I met with Rafael Carvalho in his office at the conservatory at 9 AM to do some recording before the students arrived and it would get too noisy. Got some potentially useful material, though no idea yet how I’ll use it. It's a beautiful instrument, with lots of significant symbolism built into the design.
The twin sound holes are heart-shaped tears, representing the saudades of the people who leave the islands and those of the people who stay behind. The thread that connects the two is also in the shape of the crown, an image used in the Espirito Santo (Holy Ghost) festivals that are mostly an Azorean thing and still occur in the US and Canada as well. The ends of the tailpiece, where the strings attach, are the heads of a kind of kite that lives here and was originally mistaken for a hawk, giving the islands their collective name (açores = hawks).
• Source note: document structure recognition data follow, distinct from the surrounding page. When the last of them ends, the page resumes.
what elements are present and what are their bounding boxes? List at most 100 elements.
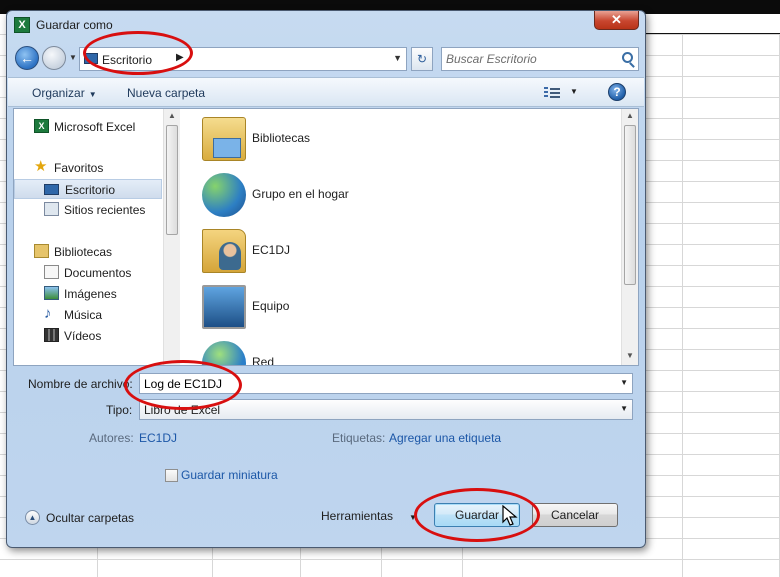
tags-label: Etiquetas: xyxy=(332,431,386,445)
search-box[interactable] xyxy=(441,47,639,71)
hide-folders-label: Ocultar carpetas xyxy=(46,511,135,525)
add-tag-link[interactable]: Agregar una etiqueta xyxy=(389,431,501,445)
sidebar-item-label: Bibliotecas xyxy=(54,245,113,259)
sidebar-item-label: Documentos xyxy=(64,266,132,280)
organize-label: Organizar xyxy=(32,86,85,100)
sidebar-item-label: Imágenes xyxy=(64,287,117,301)
desktop-icon xyxy=(84,53,98,64)
list-item[interactable]: Grupo en el hogar xyxy=(196,167,496,223)
file-item-label: EC1DJ xyxy=(252,243,291,257)
library-icon xyxy=(34,244,49,258)
sidebar-item-label: Música xyxy=(64,308,103,322)
star-icon: ★ xyxy=(34,158,48,175)
filename-label: Nombre de archivo: xyxy=(28,377,133,391)
scroll-down-icon[interactable]: ▼ xyxy=(626,351,634,360)
filename-field[interactable]: ▼ xyxy=(139,373,633,394)
grid-line xyxy=(682,34,683,577)
sidebar-item-imagenes[interactable]: Imágenes xyxy=(14,284,162,304)
new-folder-button[interactable]: Nueva carpeta xyxy=(127,86,205,100)
sidebar-item-documentos[interactable]: Documentos xyxy=(14,263,162,283)
file-type-select[interactable]: Libro de Excel ▼ xyxy=(139,399,633,420)
desktop-icon xyxy=(44,184,59,195)
navigation-pane: X Microsoft Excel ★ Favoritos Escritorio… xyxy=(14,109,164,365)
sidebar-item-label: Escritorio xyxy=(65,183,116,197)
breadcrumb-chevron-icon[interactable]: ▶ xyxy=(176,52,184,63)
change-view-icon[interactable] xyxy=(544,86,560,100)
tools-menu[interactable]: Herramientas ▼ xyxy=(321,509,417,523)
close-button[interactable]: ✕ xyxy=(594,11,639,30)
address-bar[interactable]: Escritorio ▶ ▼ xyxy=(79,47,407,71)
back-button[interactable]: ← xyxy=(15,46,39,70)
recent-places-icon xyxy=(44,202,59,216)
network-icon xyxy=(202,341,246,365)
sidebar-item-favoritos[interactable]: ★ Favoritos xyxy=(14,158,162,178)
chevron-down-icon[interactable]: ▼ xyxy=(620,404,628,413)
save-thumbnail-checkbox[interactable] xyxy=(165,469,178,482)
homegroup-icon xyxy=(202,173,246,217)
sidebar-item-label: Microsoft Excel xyxy=(54,120,136,134)
chevron-down-icon[interactable]: ▼ xyxy=(620,378,628,387)
sidebar-item-sitios-recientes[interactable]: Sitios recientes xyxy=(14,200,162,220)
sidebar-item-videos[interactable]: Vídeos xyxy=(14,326,162,346)
chevron-down-icon: ▼ xyxy=(88,90,97,99)
view-options-dropdown-icon[interactable]: ▼ xyxy=(570,87,578,96)
scrollbar-thumb[interactable] xyxy=(624,125,636,285)
recent-locations-dropdown-icon[interactable]: ▼ xyxy=(69,53,77,62)
list-item[interactable]: EC1DJ xyxy=(196,223,496,279)
address-dropdown-icon[interactable]: ▼ xyxy=(393,53,402,63)
images-icon xyxy=(44,286,59,300)
libraries-folder-icon xyxy=(202,117,246,161)
sidebar-item-label: Favoritos xyxy=(54,161,104,175)
file-item-label: Bibliotecas xyxy=(252,131,311,145)
grid-line xyxy=(0,559,780,560)
organize-menu[interactable]: Organizar ▼ xyxy=(32,86,97,100)
mouse-cursor-icon xyxy=(502,505,518,526)
authors-label: Autores: xyxy=(89,431,134,445)
excel-app-icon: X xyxy=(14,17,30,33)
user-folder-icon xyxy=(202,229,246,273)
sidebar-item-musica[interactable]: ♪ Música xyxy=(14,305,162,325)
title-bar: X Guardar como ✕ xyxy=(7,11,645,41)
navigation-pane-scrollbar[interactable]: ▲ xyxy=(163,109,180,365)
list-item[interactable]: Red xyxy=(196,335,496,365)
sidebar-item-escritorio[interactable]: Escritorio xyxy=(14,179,162,199)
file-item-label: Equipo xyxy=(252,299,290,313)
file-list: Bibliotecas Grupo en el hogar EC1DJ Equi… xyxy=(182,109,622,365)
browser-pane: X Microsoft Excel ★ Favoritos Escritorio… xyxy=(13,108,639,366)
chevron-up-icon: ▲ xyxy=(25,510,40,525)
search-input[interactable] xyxy=(446,51,616,67)
file-type-value: Libro de Excel xyxy=(144,403,221,417)
sidebar-item-label: Vídeos xyxy=(64,329,102,343)
scroll-up-icon[interactable]: ▲ xyxy=(168,111,176,120)
navigation-bar: ← ▼ Escritorio ▶ ▼ ↻ xyxy=(13,44,639,74)
forward-button[interactable] xyxy=(42,46,66,70)
type-label: Tipo: xyxy=(106,403,133,417)
sidebar-item-microsoft-excel[interactable]: X Microsoft Excel xyxy=(14,117,162,137)
filename-input[interactable] xyxy=(144,376,604,391)
tools-label: Herramientas xyxy=(321,509,394,523)
excel-icon: X xyxy=(34,119,49,133)
videos-icon xyxy=(44,328,59,342)
address-location[interactable]: Escritorio xyxy=(102,53,152,67)
file-list-scrollbar[interactable]: ▲ ▼ xyxy=(621,109,638,365)
sidebar-item-bibliotecas[interactable]: Bibliotecas xyxy=(14,242,162,262)
scrollbar-thumb[interactable] xyxy=(166,125,178,235)
refresh-button[interactable]: ↻ xyxy=(411,47,433,71)
cancel-button[interactable]: Cancelar xyxy=(532,503,618,527)
documents-icon xyxy=(44,265,59,279)
music-icon: ♪ xyxy=(44,305,52,322)
help-icon[interactable]: ? xyxy=(608,83,626,101)
list-item[interactable]: Equipo xyxy=(196,279,496,335)
file-item-label: Red xyxy=(252,355,275,365)
list-item[interactable]: Bibliotecas xyxy=(196,111,496,167)
computer-icon xyxy=(202,285,246,329)
chevron-down-icon: ▼ xyxy=(409,513,417,522)
search-icon[interactable] xyxy=(622,52,633,63)
window-title: Guardar como xyxy=(36,18,113,32)
command-toolbar: Organizar ▼ Nueva carpeta ▼ ? xyxy=(8,77,644,107)
file-item-label: Grupo en el hogar xyxy=(252,187,349,201)
sidebar-item-label: Sitios recientes xyxy=(64,203,146,217)
scroll-up-icon[interactable]: ▲ xyxy=(626,111,634,120)
save-thumbnail-label[interactable]: Guardar miniatura xyxy=(181,468,278,482)
authors-value[interactable]: EC1DJ xyxy=(139,431,177,445)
The inlay at the bottom represents the crops that people grow here, and their close ties to the land.
Rafael was very patient with me, and we recorded some variations on the desafio music, a very typical piece called Saudade, and one of his originals. He refused to let me pay him for his time. A great musician, and a really sweet, bright guy who is easy to hang out with.
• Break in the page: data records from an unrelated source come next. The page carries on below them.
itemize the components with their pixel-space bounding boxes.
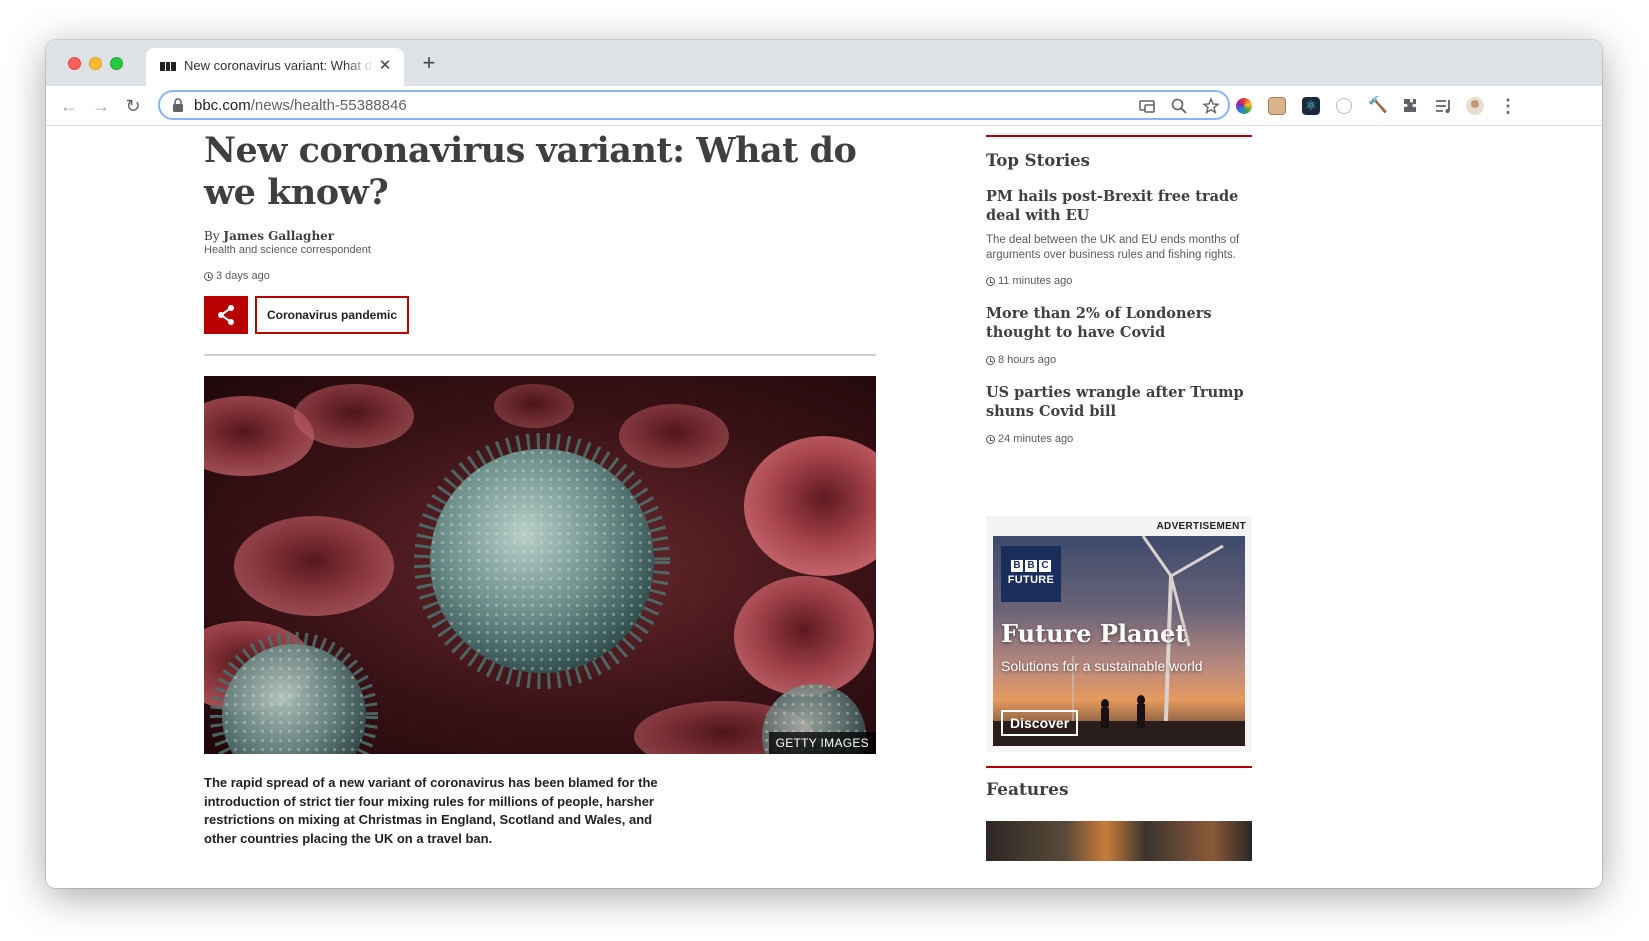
bbc-letter: C bbox=[1039, 560, 1051, 572]
browser-window: New coronavirus variant: What do we know… bbox=[46, 40, 1602, 888]
published-time: 3 days ago bbox=[216, 270, 270, 282]
story-timestamp: 8 hours ago bbox=[986, 354, 1252, 366]
ad-banner[interactable]: B B C FUTURE Future Planet Solutions for… bbox=[993, 536, 1245, 746]
clock-icon bbox=[986, 434, 995, 444]
story-item[interactable]: More than 2% of Londoners thought to hav… bbox=[986, 305, 1252, 366]
sidebar: Top Stories PM hails post-Brexit free tr… bbox=[986, 126, 1252, 861]
maximize-window-button[interactable] bbox=[110, 57, 123, 70]
browser-toolbar: ← → ↻ bbc.com/news/health-55388846 ⚛ 🔨 ⋮ bbox=[46, 86, 1602, 126]
url-domain: bbc.com bbox=[194, 97, 251, 114]
url-path: /news/health-55388846 bbox=[250, 97, 407, 114]
article-intro: The rapid spread of a new variant of cor… bbox=[204, 775, 658, 846]
reload-button[interactable]: ↻ bbox=[122, 95, 144, 117]
clock-icon bbox=[986, 355, 995, 365]
tab-close-icon[interactable]: ✕ bbox=[376, 57, 394, 75]
share-button[interactable] bbox=[204, 296, 248, 334]
story-time: 24 minutes ago bbox=[998, 433, 1074, 445]
clock-icon bbox=[986, 276, 995, 286]
tab-active[interactable]: New coronavirus variant: What do we know… bbox=[146, 48, 404, 86]
story-time: 8 hours ago bbox=[998, 354, 1057, 366]
tab-title: New coronavirus variant: What do we know… bbox=[184, 58, 374, 73]
bbc-favicon-icon bbox=[160, 62, 177, 71]
advertisement: ADVERTISEMENT B B C FUTURE Future Planet… bbox=[986, 516, 1252, 752]
new-tab-button[interactable]: + bbox=[418, 52, 440, 74]
hammer-extension-icon[interactable]: 🔨 bbox=[1368, 96, 1388, 116]
lock-icon[interactable] bbox=[172, 98, 184, 112]
address-bar[interactable]: bbc.com/news/health-55388846 bbox=[158, 90, 1230, 120]
menu-icon[interactable]: ⋮ bbox=[1498, 96, 1518, 116]
coronavirus-illustration bbox=[204, 384, 876, 754]
article-timestamp: 3 days ago bbox=[204, 270, 270, 282]
ad-label: ADVERTISEMENT bbox=[1156, 521, 1246, 532]
share-icon bbox=[218, 305, 234, 325]
minimize-window-button[interactable] bbox=[89, 57, 102, 70]
bbc-letter: B bbox=[1011, 560, 1023, 572]
story-title[interactable]: PM hails post-Brexit free trade deal wit… bbox=[986, 188, 1252, 225]
story-timestamp: 24 minutes ago bbox=[986, 433, 1252, 445]
puzzle-icon[interactable] bbox=[1400, 96, 1420, 116]
byline: By James Gallagher bbox=[204, 229, 334, 243]
ad-subtitle: Solutions for a sustainable world bbox=[1001, 658, 1203, 674]
page-content: New coronavirus variant: What do we know… bbox=[46, 126, 1602, 888]
story-item[interactable]: US parties wrangle after Trump shuns Cov… bbox=[986, 384, 1252, 445]
top-stories-heading: Top Stories bbox=[986, 151, 1090, 170]
story-title[interactable]: US parties wrangle after Trump shuns Cov… bbox=[986, 384, 1252, 421]
box-extension-icon[interactable] bbox=[1268, 97, 1286, 115]
url-text[interactable]: bbc.com/news/health-55388846 bbox=[194, 97, 407, 114]
react-devtools-icon[interactable]: ⚛ bbox=[1302, 97, 1320, 115]
cast-icon[interactable] bbox=[1138, 97, 1156, 115]
profile-avatar-icon[interactable] bbox=[1466, 97, 1484, 115]
image-credit: GETTY IMAGES bbox=[768, 732, 876, 754]
ad-title: Future Planet bbox=[1001, 619, 1187, 648]
features-rule bbox=[986, 766, 1252, 768]
divider bbox=[204, 354, 876, 356]
bbc-letter: B bbox=[1025, 560, 1037, 572]
story-timestamp: 11 minutes ago bbox=[986, 275, 1252, 287]
media-queue-icon[interactable] bbox=[1434, 96, 1454, 116]
topic-link-button[interactable]: Coronavirus pandemic bbox=[255, 296, 409, 334]
bbc-future-logo: B B C FUTURE bbox=[1001, 546, 1061, 602]
zoom-icon[interactable] bbox=[1170, 97, 1188, 115]
star-icon[interactable] bbox=[1202, 97, 1220, 115]
story-title[interactable]: More than 2% of Londoners thought to hav… bbox=[986, 305, 1252, 342]
story-item[interactable]: PM hails post-Brexit free trade deal wit… bbox=[986, 188, 1252, 287]
byline-prefix: By bbox=[204, 229, 224, 243]
feature-image[interactable] bbox=[986, 821, 1252, 861]
hero-image: GETTY IMAGES bbox=[204, 376, 876, 754]
tab-bar: New coronavirus variant: What do we know… bbox=[46, 40, 1602, 86]
close-window-button[interactable] bbox=[68, 57, 81, 70]
discover-button[interactable]: Discover bbox=[1001, 710, 1079, 736]
author-role: Health and science correspondent bbox=[204, 244, 371, 256]
author-name: James Gallagher bbox=[223, 229, 335, 243]
clock-icon bbox=[204, 271, 213, 281]
color-picker-extension-icon[interactable] bbox=[1236, 98, 1252, 114]
features-heading: Features bbox=[986, 780, 1069, 800]
future-word: FUTURE bbox=[1007, 574, 1055, 586]
top-stories-rule bbox=[986, 135, 1252, 137]
timer-extension-icon[interactable] bbox=[1336, 98, 1352, 114]
forward-button[interactable]: → bbox=[90, 95, 112, 117]
article-headline: New coronavirus variant: What do we know… bbox=[204, 130, 857, 213]
story-time: 11 minutes ago bbox=[998, 275, 1073, 287]
story-summary: The deal between the UK and EU ends mont… bbox=[986, 234, 1240, 261]
back-button[interactable]: ← bbox=[58, 95, 80, 117]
After our recording session, I spent the rest of the day wandering the city, making more recordings, getting a better sense of where I am and where things are. Went to the public market near the conservatory. Found a good book store where I bought a book of (I think) very beautiful short poems that I can translate without too much trouble, "As Palavras do Silêncio" (The Words of Silence) by Joaquim Castilho. My kind of title.